In his Thanksgiving holiday message, President Obama said his administration has acted by cutting taxes for nearly all working men and women and for small businesses and by extending unemployment benefits and health coverage for millions out of work. He trumpeted other administration initiatives, including the health care overhaul, before saying more needs to be done, particularly for those without jobs.
The President will meet this week with business owners, labor leaders and nonprofit officials to talk about additional efforts to spur job creation. The President’s job summit includes executives from companies like Google, Boeing, and Fedex. Businesses support tax cuts and measures to make credit more available, while the White House appears to be leaning toward shifting stimulus funds toward infrastructure projects and steps to boost clean technology jobs. On Friday, the government will release figures for job losses and the unemployment rate for November.

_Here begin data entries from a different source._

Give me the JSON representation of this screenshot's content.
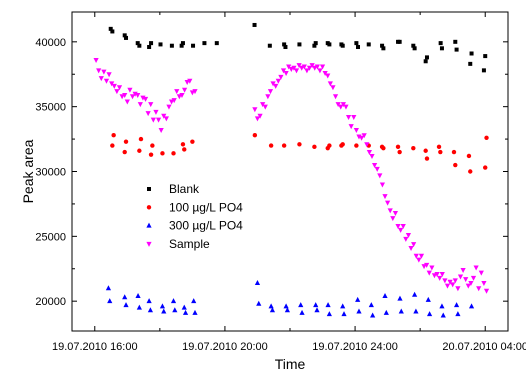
{
  "chart_data": {
    "type": "scatter",
    "title": "",
    "xlabel": "Time",
    "ylabel": "Peak area",
    "xlim": [
      -0.7,
      12.7
    ],
    "ylim": [
      17700,
      42300
    ],
    "x_unit": "hours from 19.07.2010 16:00",
    "x_ticks": [
      {
        "value": 0,
        "label": "19.07.2010 16:00"
      },
      {
        "value": 4,
        "label": "19.07.2010 20:00"
      },
      {
        "value": 8,
        "label": "19.07.2010 24:00"
      },
      {
        "value": 12,
        "label": "20.07.2010 04:00"
      }
    ],
    "y_ticks": [
      20000,
      25000,
      30000,
      35000,
      40000
    ],
    "legend_position": "center-left",
    "grid": false,
    "series": [
      {
        "name": "Blank",
        "color": "#000000",
        "marker": "square",
        "x": [
          0.49,
          0.54,
          0.92,
          0.96,
          1.32,
          1.37,
          1.67,
          1.73,
          2.02,
          2.37,
          2.67,
          2.71,
          3.02,
          3.37,
          3.75,
          4.91,
          5.38,
          5.82,
          5.86,
          6.29,
          6.75,
          6.79,
          7.16,
          7.21,
          7.58,
          7.62,
          8.04,
          8.09,
          8.42,
          8.83,
          8.87,
          9.32,
          9.37,
          9.79,
          9.83,
          10.17,
          10.21,
          10.63,
          10.67,
          11.08,
          11.12,
          11.54,
          11.58,
          11.96,
          12.0
        ],
        "y": [
          41000,
          40800,
          40500,
          40300,
          39900,
          39700,
          39600,
          39900,
          39800,
          39700,
          39700,
          39900,
          39700,
          39900,
          39900,
          41300,
          39700,
          39800,
          39600,
          39800,
          39700,
          39900,
          39900,
          39800,
          39800,
          39700,
          39900,
          39600,
          39800,
          39700,
          39500,
          40000,
          40000,
          39700,
          39500,
          38500,
          38800,
          39900,
          39500,
          40000,
          39400,
          38300,
          39100,
          37800,
          38900
        ]
      },
      {
        "name": "100 µg/L PO4",
        "color": "#ff0000",
        "marker": "circle",
        "x": [
          0.54,
          0.58,
          0.92,
          0.96,
          1.37,
          1.42,
          1.73,
          1.77,
          2.08,
          2.42,
          2.71,
          2.75,
          3.0,
          4.92,
          5.42,
          5.82,
          6.29,
          6.75,
          7.16,
          7.21,
          7.58,
          7.62,
          8.04,
          8.42,
          8.83,
          8.87,
          9.32,
          9.37,
          9.79,
          10.17,
          10.21,
          10.58,
          10.62,
          11.04,
          11.08,
          11.5,
          11.54,
          12.0,
          12.04
        ],
        "y": [
          32000,
          32800,
          31500,
          32300,
          31600,
          32500,
          31300,
          32000,
          31400,
          31400,
          32100,
          31700,
          32300,
          32800,
          32000,
          32000,
          32100,
          31900,
          31800,
          32000,
          32000,
          32100,
          32000,
          32000,
          31900,
          31800,
          31900,
          31500,
          31800,
          31600,
          31000,
          31900,
          31500,
          31500,
          30500,
          31200,
          30000,
          30300,
          32600
        ]
      },
      {
        "name": "300 µg/L PO4",
        "color": "#0000ff",
        "marker": "triangle-up",
        "x": [
          0.42,
          0.46,
          0.92,
          0.96,
          1.33,
          1.37,
          1.67,
          1.71,
          2.08,
          2.12,
          2.42,
          2.46,
          2.75,
          2.79,
          3.04,
          3.08,
          5.0,
          5.04,
          5.42,
          5.46,
          5.88,
          5.92,
          6.33,
          6.37,
          6.79,
          6.83,
          7.17,
          7.21,
          7.62,
          7.66,
          8.08,
          8.12,
          8.5,
          8.54,
          8.92,
          8.96,
          9.38,
          9.42,
          9.83,
          9.87,
          10.25,
          10.29,
          10.67,
          10.71,
          11.12,
          11.16,
          11.58
        ],
        "y": [
          21000,
          20000,
          20300,
          19700,
          20400,
          19500,
          20000,
          19300,
          19600,
          19200,
          20000,
          19300,
          19500,
          19100,
          20000,
          19100,
          21400,
          19800,
          19600,
          19300,
          19600,
          19300,
          19700,
          19100,
          19700,
          19300,
          19700,
          19000,
          19600,
          19000,
          20100,
          19200,
          19700,
          18900,
          20400,
          19100,
          20200,
          19200,
          20500,
          19200,
          20100,
          19000,
          19600,
          18900,
          19700,
          19000,
          19600
        ]
      },
      {
        "name": "Sample",
        "color": "#ff00ff",
        "marker": "triangle-down",
        "x": [
          0.04,
          0.12,
          0.2,
          0.28,
          0.36,
          0.44,
          0.52,
          0.6,
          0.68,
          0.76,
          0.84,
          0.92,
          1.0,
          1.08,
          1.16,
          1.24,
          1.32,
          1.4,
          1.48,
          1.56,
          1.64,
          1.72,
          1.8,
          1.88,
          1.96,
          2.04,
          2.12,
          2.2,
          2.28,
          2.36,
          2.44,
          2.52,
          2.6,
          2.68,
          2.76,
          2.84,
          2.92,
          3.0,
          3.08,
          4.92,
          5.0,
          5.08,
          5.16,
          5.24,
          5.32,
          5.4,
          5.48,
          5.56,
          5.64,
          5.72,
          5.8,
          5.88,
          5.96,
          6.04,
          6.12,
          6.2,
          6.28,
          6.36,
          6.44,
          6.52,
          6.6,
          6.68,
          6.76,
          6.84,
          6.92,
          7.0,
          7.08,
          7.16,
          7.24,
          7.32,
          7.4,
          7.48,
          7.56,
          7.64,
          7.72,
          7.8,
          7.88,
          7.96,
          8.04,
          8.12,
          8.2,
          8.28,
          8.36,
          8.44,
          8.52,
          8.6,
          8.68,
          8.76,
          8.84,
          8.92,
          9.0,
          9.08,
          9.16,
          9.24,
          9.32,
          9.4,
          9.48,
          9.56,
          9.64,
          9.72,
          9.8,
          9.88,
          9.96,
          10.04,
          10.12,
          10.2,
          10.28,
          10.36,
          10.44,
          10.52,
          10.6,
          10.68,
          10.76,
          10.84,
          10.92,
          11.0,
          11.08,
          11.16,
          11.24,
          11.32,
          11.4,
          11.48,
          11.56,
          11.64,
          11.72,
          11.8,
          11.88,
          11.96,
          12.04
        ],
        "y": [
          38600,
          37800,
          37200,
          37700,
          37000,
          37500,
          36800,
          36600,
          36200,
          36500,
          35800,
          35900,
          35400,
          36300,
          35800,
          36000,
          35900,
          35200,
          35700,
          35600,
          34500,
          35200,
          34000,
          34600,
          34000,
          33200,
          34300,
          34100,
          35000,
          35400,
          35500,
          36200,
          35800,
          35900,
          36300,
          36900,
          37000,
          36100,
          36200,
          34800,
          34100,
          34300,
          35200,
          35000,
          35800,
          36200,
          36800,
          36600,
          37000,
          37300,
          37800,
          37600,
          38100,
          37900,
          38000,
          37800,
          38200,
          38000,
          38100,
          37800,
          38000,
          38200,
          38000,
          38100,
          37800,
          38100,
          37600,
          37400,
          36800,
          36500,
          35800,
          35200,
          35000,
          35200,
          35000,
          34200,
          33500,
          34200,
          33200,
          32700,
          32600,
          32800,
          32100,
          31500,
          31200,
          30500,
          30200,
          29700,
          29000,
          28100,
          27600,
          27000,
          26400,
          26800,
          25800,
          25500,
          25800,
          24800,
          25100,
          24100,
          24400,
          23500,
          23200,
          23500,
          22700,
          22800,
          22200,
          22600,
          22000,
          22100,
          21800,
          22100,
          21600,
          21200,
          21500,
          21300,
          21600,
          21000,
          21900,
          22400,
          21700,
          21200,
          21400,
          21800,
          22600,
          21000,
          22200,
          21400,
          20800
        ]
      }
    ]
  }
}
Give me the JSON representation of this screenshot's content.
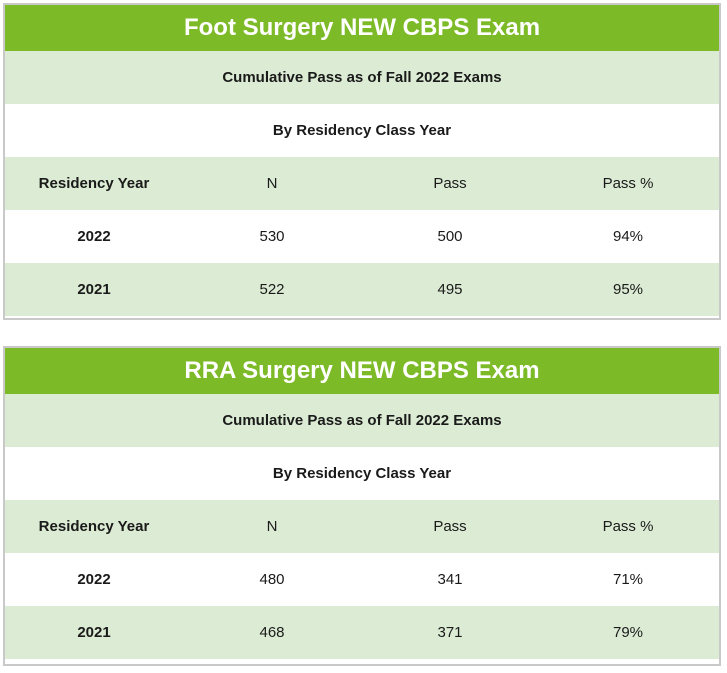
{
  "tables": [
    {
      "title": "Foot Surgery NEW CBPS Exam",
      "subtitle": "Cumulative Pass as of Fall 2022 Exams",
      "group_label": "By Residency Class Year",
      "columns": [
        "Residency Year",
        "N",
        "Pass",
        "Pass %"
      ],
      "rows": [
        {
          "year": "2022",
          "n": "530",
          "pass": "500",
          "pct": "94%"
        },
        {
          "year": "2021",
          "n": "522",
          "pass": "495",
          "pct": "95%"
        }
      ]
    },
    {
      "title": "RRA Surgery NEW CBPS Exam",
      "subtitle": "Cumulative Pass as of Fall 2022 Exams",
      "group_label": "By Residency Class Year",
      "columns": [
        "Residency Year",
        "N",
        "Pass",
        "Pass %"
      ],
      "rows": [
        {
          "year": "2022",
          "n": "480",
          "pass": "341",
          "pct": "71%"
        },
        {
          "year": "2021",
          "n": "468",
          "pass": "371",
          "pct": "79%"
        }
      ]
    }
  ],
  "colors": {
    "title_green": "#7dba27",
    "row_light_green": "#dcecd4",
    "border_gray": "#c9c9c9"
  }
}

Congressional leaders say they would like to do more to spur job creation, yet economists and business executives warn that their plans to impose new healthcare and climate-change costs on corporations would have the opposite effect. Business groups have persistently warned about the employment consequences of the congressional proposals. Associations representing thousands of small businesses that do not offer their employees health insurance, in particular, have complained that the legislation would make it harder for them to stay in business and hire new workers.
As the President prepares to send tens of thousands more U.S. troops to the eight-year-old war in Afghanistan, a tax hike plan is being developed by Rep. David Obey that would combine higher taxes already coming with the expiration of Bush’s tax cuts at the end of 2010 and new taxes proposed in the healthcare legislation moving through Congress to pay the growing bill for the wars in Iraq and Afghanistan.